I'll have more to say about this on one of my other blogs tomorrow, for now, suffice it to say: When people have good thoughts about this movie, one of the things they forget is that the material about the sister's wedding is uniformly unwatchable. There are other things people forget, but... (see other blog)

Home Alone

OMG. I see it all now. Thinking of those elaborate traps Culkin sets up in this movie, we might as well rename the HO movies "The Adventures of Jigsaw, When he was a Boy."

Some Kind of Wonderful

Hughes movie soundtracks were among the most influential on my musical taste (along with San Francisco's Live 105 radio station in the late '80s and early '90s). Come to think of it, Hughes may've been one of the most influental people in my entire psyche and life, certainly for somebody I never met.

How influential? Well, one of the earliest structural models for my unsold novel was this screenplay. It's grown a lot since then, but that was a basis for it.

Pretty In Pink

In retrospect, it's possible the reason I've never really liked most of the jobs that I've had is because I always wanted to go work for Annie Potts' character in this movie. And this soundtrack is the one that brought me OMD, who would become one of my favorite groups.

(again, more on this movie in forthcoming other post)

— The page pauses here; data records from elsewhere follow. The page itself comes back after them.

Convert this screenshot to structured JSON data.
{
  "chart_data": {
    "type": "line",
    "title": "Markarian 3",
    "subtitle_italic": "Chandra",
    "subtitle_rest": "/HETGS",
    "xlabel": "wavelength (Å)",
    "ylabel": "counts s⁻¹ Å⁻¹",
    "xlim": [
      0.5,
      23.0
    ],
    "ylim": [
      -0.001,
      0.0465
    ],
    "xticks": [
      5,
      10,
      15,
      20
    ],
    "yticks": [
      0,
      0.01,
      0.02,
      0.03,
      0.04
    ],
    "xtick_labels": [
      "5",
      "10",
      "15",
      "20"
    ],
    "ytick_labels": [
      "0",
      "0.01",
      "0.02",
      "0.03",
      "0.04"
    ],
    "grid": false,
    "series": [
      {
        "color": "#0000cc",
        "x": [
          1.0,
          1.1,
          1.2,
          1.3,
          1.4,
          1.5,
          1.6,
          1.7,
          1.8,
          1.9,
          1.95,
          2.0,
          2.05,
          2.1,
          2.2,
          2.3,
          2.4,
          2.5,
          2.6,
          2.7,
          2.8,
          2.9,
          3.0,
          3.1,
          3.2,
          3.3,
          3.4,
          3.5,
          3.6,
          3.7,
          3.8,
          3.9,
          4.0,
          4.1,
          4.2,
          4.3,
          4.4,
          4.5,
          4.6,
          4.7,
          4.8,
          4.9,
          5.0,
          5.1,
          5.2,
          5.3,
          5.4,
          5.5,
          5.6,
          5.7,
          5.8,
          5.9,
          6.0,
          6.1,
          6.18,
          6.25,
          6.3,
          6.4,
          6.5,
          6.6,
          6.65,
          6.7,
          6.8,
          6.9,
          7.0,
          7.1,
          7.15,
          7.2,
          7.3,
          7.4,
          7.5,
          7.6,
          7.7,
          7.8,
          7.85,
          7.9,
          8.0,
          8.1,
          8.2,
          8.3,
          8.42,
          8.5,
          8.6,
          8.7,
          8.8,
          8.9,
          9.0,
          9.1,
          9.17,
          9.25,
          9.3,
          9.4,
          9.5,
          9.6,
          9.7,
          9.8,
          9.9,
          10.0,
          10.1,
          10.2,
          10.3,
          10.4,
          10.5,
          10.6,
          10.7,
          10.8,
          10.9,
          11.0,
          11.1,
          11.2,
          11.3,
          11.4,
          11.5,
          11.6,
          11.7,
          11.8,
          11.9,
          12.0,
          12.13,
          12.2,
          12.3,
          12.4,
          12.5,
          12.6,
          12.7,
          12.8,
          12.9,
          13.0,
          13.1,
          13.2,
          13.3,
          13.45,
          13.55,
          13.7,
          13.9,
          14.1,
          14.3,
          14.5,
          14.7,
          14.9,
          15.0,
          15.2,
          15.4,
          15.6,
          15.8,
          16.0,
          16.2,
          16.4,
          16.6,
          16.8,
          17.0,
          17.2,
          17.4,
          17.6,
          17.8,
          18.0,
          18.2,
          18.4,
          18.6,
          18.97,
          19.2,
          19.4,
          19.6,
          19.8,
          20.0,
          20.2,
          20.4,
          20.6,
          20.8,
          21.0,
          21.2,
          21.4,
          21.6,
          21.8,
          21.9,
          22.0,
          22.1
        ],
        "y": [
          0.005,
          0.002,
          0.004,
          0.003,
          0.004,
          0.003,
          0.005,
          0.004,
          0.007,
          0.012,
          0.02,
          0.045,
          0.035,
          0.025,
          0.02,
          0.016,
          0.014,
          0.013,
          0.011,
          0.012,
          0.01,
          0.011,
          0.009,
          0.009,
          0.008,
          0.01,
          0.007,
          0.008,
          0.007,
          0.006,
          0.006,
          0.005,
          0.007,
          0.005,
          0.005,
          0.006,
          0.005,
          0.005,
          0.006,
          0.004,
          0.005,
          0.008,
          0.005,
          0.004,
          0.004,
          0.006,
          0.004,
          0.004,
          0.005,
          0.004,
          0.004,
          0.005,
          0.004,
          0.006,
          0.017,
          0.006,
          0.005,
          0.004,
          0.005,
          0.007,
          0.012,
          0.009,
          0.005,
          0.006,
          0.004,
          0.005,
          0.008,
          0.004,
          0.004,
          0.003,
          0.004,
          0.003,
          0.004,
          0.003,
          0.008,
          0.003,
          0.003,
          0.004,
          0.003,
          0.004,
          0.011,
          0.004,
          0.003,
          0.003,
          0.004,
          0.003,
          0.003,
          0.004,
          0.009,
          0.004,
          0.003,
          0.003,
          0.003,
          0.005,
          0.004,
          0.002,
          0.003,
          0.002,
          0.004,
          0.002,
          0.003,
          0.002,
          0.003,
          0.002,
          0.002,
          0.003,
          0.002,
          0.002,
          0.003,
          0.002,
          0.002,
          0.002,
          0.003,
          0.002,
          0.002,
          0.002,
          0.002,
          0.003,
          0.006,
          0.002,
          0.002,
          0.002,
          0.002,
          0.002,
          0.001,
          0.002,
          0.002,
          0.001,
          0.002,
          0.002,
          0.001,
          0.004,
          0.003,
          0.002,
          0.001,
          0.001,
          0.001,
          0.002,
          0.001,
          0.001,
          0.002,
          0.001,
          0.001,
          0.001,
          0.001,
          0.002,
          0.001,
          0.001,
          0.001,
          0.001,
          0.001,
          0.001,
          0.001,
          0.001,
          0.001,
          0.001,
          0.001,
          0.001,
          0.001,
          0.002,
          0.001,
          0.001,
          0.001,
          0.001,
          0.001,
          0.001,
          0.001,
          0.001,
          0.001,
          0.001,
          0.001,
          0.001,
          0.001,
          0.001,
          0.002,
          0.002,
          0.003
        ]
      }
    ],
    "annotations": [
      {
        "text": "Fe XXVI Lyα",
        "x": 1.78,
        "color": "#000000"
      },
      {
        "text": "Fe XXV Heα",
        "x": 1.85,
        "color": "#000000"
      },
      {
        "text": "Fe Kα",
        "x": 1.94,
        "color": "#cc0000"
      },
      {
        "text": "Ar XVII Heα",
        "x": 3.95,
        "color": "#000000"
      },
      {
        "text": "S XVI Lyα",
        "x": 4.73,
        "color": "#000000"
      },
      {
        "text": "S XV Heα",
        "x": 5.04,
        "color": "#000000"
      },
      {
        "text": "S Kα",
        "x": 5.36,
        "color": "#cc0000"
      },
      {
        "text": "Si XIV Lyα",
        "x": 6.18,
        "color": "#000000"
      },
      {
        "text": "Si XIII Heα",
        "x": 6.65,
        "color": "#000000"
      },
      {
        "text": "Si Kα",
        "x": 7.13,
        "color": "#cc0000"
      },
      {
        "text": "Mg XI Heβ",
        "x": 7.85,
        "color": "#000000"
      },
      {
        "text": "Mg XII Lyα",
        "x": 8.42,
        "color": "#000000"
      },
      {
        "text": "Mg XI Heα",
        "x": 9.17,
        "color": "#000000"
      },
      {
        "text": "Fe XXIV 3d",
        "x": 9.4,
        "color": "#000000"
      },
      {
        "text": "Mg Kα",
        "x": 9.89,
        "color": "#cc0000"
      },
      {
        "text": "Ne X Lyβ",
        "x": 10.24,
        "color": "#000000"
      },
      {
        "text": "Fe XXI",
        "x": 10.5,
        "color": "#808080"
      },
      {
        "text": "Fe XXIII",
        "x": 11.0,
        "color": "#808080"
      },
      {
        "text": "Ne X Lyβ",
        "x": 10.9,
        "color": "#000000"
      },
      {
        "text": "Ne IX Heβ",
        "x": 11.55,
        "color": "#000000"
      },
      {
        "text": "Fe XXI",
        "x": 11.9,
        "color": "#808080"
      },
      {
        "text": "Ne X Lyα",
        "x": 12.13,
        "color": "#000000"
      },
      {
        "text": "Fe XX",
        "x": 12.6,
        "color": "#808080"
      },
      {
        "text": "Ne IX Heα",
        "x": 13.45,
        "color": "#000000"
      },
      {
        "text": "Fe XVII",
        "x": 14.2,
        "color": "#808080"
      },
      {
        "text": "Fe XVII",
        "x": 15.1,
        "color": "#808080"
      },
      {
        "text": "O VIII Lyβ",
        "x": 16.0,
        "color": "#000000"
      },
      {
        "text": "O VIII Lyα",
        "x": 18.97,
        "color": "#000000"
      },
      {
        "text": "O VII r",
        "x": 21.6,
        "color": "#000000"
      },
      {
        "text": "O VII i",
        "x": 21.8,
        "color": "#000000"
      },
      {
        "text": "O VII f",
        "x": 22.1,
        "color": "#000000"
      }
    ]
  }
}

The Vacation movies. I have no proof, but I'd like to start a rumor that these were George W. Bush's favorite movies (except for the good ones, by which I mean the first and Christmas)

1 comment:

Cal's Canadian Cave of Coolness said...

So many of us from a certain time would have many of his movies on our top ten of all time lists. Its amazing how many truly iconic films he made. Its really too bad.